50 ans après ces émeutes, les mouvements dits LGBT ont obtenu de grandes avancées, mais à qui bénéficient elles? Les personnes LGBTIQ qui ont toujours subi le plus de répression ne sont certes plus arrêtées pour « homosexualité » mais continuent de l’être en tant que migrantes, ou travailleuses du sexe. Or, hier comme aujourd’hui, beaucoup de jeunes LGBTIQ n’ont pas d’autre choix que de migrer (s’exiler) et d’exercer le travail sexuel pour vivre et survivre.

50 ans après, nous avons le sentiment d’être toujours au même point. Pourtant, ce n’est pas faute d’avoir participé à toutes les luttes. L’agenda LGBT en se priorisant sur la thématique de l’égalité des droits, en a souvent oublié les impératifs de justice sociale. Si l’égalité signifie une réconciliation des LGBT blancs de classe moyenne avec les hétéros de leur classe, via l’entrée dans la famille et la visibilité dans l’entreprise, au détriment des LGBTIQ de couleur et des plus pauvres, ces luttes n’auront produit qu’une reconfiguration des inégalités et des rapports de domination.

Il est pour nous très difficile de devoir marcher aux côtés de nos oppresseurs, voire derrière eux. Pour nous, les travailleurs LGBTIQ sont représentéEs par leur syndicat et non par des entreprises, quand bien même les employeurs puissent être ouvertement gays ou s’affichant « gay friendly » pour des raisons commerciales. Nous regrettons que la marche soit en partie devenue un outil marketing pour des enseignes sans aucun moyen de vérifier que ces entreprises ne discriminent pas le reste de l’année.

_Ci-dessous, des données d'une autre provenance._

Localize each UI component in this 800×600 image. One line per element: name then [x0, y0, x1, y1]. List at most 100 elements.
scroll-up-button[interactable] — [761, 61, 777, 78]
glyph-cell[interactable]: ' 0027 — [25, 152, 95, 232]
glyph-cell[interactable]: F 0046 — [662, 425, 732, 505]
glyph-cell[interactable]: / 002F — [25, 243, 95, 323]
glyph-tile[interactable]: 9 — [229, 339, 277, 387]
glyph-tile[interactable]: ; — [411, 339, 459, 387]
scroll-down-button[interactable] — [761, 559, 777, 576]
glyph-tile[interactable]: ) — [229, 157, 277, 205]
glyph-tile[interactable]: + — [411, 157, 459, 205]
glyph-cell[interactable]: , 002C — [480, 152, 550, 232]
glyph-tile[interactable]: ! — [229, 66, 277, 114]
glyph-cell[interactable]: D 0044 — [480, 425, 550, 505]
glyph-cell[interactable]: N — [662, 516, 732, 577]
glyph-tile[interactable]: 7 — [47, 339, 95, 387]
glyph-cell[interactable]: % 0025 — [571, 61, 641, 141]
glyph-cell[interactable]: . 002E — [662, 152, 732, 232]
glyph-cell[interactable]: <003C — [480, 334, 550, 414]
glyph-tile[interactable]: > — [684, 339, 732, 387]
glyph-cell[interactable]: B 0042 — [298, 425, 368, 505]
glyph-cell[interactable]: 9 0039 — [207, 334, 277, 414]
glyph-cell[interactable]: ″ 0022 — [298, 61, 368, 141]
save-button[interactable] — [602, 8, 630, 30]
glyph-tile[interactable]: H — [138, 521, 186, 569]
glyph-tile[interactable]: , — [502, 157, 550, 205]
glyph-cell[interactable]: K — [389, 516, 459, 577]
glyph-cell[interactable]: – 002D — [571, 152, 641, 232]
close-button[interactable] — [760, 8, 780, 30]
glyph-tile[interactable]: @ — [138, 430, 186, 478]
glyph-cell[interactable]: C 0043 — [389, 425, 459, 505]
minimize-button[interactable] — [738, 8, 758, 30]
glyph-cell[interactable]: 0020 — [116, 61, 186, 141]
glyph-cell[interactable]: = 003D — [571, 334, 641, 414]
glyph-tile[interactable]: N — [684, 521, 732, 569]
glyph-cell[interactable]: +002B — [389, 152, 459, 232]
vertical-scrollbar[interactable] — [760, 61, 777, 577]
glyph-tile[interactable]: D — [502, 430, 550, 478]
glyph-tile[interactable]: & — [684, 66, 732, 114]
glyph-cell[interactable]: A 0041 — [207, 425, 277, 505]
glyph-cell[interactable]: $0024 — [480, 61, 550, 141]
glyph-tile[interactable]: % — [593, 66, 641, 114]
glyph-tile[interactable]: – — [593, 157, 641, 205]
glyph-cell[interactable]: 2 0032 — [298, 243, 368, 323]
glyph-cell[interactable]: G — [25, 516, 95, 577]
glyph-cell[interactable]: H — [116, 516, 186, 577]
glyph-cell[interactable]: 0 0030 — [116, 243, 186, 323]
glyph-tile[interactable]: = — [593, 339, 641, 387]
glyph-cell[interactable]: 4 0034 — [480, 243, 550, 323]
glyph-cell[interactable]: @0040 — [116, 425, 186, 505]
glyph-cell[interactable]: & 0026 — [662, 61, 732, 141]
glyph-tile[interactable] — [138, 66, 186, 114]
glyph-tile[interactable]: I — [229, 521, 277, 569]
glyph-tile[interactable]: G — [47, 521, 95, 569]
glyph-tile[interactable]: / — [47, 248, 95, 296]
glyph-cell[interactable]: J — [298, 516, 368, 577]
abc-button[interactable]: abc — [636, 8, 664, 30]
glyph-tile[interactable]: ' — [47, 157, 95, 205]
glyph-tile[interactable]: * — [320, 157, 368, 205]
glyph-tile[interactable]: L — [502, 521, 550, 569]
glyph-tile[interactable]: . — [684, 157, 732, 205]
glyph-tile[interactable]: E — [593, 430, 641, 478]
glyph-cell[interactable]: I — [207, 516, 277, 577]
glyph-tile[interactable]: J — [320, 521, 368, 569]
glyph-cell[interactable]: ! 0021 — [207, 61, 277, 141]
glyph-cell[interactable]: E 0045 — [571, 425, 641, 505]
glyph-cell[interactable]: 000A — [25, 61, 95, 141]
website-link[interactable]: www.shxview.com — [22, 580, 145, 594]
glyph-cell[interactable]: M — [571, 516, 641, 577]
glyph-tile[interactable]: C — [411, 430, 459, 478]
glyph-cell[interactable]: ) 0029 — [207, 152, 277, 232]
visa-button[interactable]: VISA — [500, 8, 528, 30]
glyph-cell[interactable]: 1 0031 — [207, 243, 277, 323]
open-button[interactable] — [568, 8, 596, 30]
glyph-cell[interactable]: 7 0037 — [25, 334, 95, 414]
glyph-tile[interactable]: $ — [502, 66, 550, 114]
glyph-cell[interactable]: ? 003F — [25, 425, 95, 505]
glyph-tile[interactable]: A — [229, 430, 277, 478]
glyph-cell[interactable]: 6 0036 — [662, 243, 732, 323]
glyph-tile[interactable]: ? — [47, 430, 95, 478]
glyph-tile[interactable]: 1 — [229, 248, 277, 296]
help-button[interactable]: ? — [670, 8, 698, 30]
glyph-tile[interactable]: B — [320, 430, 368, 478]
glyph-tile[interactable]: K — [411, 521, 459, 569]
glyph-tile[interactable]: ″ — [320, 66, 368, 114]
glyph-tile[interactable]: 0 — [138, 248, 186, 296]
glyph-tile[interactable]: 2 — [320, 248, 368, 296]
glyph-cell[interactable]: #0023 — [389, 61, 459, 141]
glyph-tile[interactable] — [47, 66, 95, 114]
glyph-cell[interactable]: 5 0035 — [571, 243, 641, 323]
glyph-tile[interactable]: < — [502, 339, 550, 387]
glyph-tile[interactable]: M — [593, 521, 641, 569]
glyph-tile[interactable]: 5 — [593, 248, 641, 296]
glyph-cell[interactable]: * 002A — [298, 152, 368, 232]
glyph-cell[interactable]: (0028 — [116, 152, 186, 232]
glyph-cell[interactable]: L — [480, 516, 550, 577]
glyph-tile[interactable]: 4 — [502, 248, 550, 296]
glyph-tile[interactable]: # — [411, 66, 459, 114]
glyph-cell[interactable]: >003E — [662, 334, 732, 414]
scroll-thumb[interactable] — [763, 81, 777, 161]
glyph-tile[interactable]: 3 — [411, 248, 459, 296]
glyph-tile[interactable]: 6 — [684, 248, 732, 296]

Nous condamnons les carrés de tête qui invitent des personnalités politiques qui nous stigmatisent et nous oppriment. L’inter-LGBT a adopté en octobre 2018 l’inclusion des revendictions des travailleuses du sexe LGBTIQ. Comment dès lors, des personnes qui nous ont précarisé avec la pénalisation des clients peuvent elles se présenter en « alliées » de nos communautés comme si de rien n’était? C’est l’occasion de rappeler à la ville de Paris présente dans la marche via un char et sa maire, qu’elle colle des PVs aux trans du Bois de Boulogne via sa politique d’arrêtés municipaux et que cela doit cesser.

La marche des fiertés devrait être une arme pour rappeler le gouvernement à ses engagements et condamner ses politiques discriminatoires. Cela devrait être l’occasion de dénoncer l’hypocrisie des communications politiques à peu de frais. Comment le président de la République peut il se présenter en champion de la lutte contre le sida et pour le Fonds Mondial alors que la contribution française à ce fonds diminue depuis plusieurs années?

Comment accepter les discours prétendument gay friendly quand ce gouvernement limite le droit d’asile des personnes LGBTIQ persécutéEs et remet en cause le droit au séjour pour soins pour les séropos? Cette année, nos associations ont du suivre des dizaines de nouveaux dossiers à cause de refus de régularisation ou de renouvellement de titres de séjour pour des travailleuses du sexe trans séropositives qui ont du fuir leur pays d’origine.
Vanesa Campos, femme trans péruvienne et travailleuse du sexe a été assassinée en aout dernier à Paris. Nous marcherons avec elle dans nos cœurs ainsi que toutes nos collègues tuées, poussées au suicide et disparues. Contrairement à un graffiti sur un passage piéton arc en ciel condamné unanimement par la classe politique, la mort de Vanesa n’aura suscité qu’un silence gêné. Nous ne pouvons l’accepter, et c’est pour cela que nous ferons tout notre possible pour que notre présence rappelle que nous faisons partie des communautés LGBTIQ et de cette société qui nous préfèrerait mortes et malheureuses que vivantes, belles, et fières.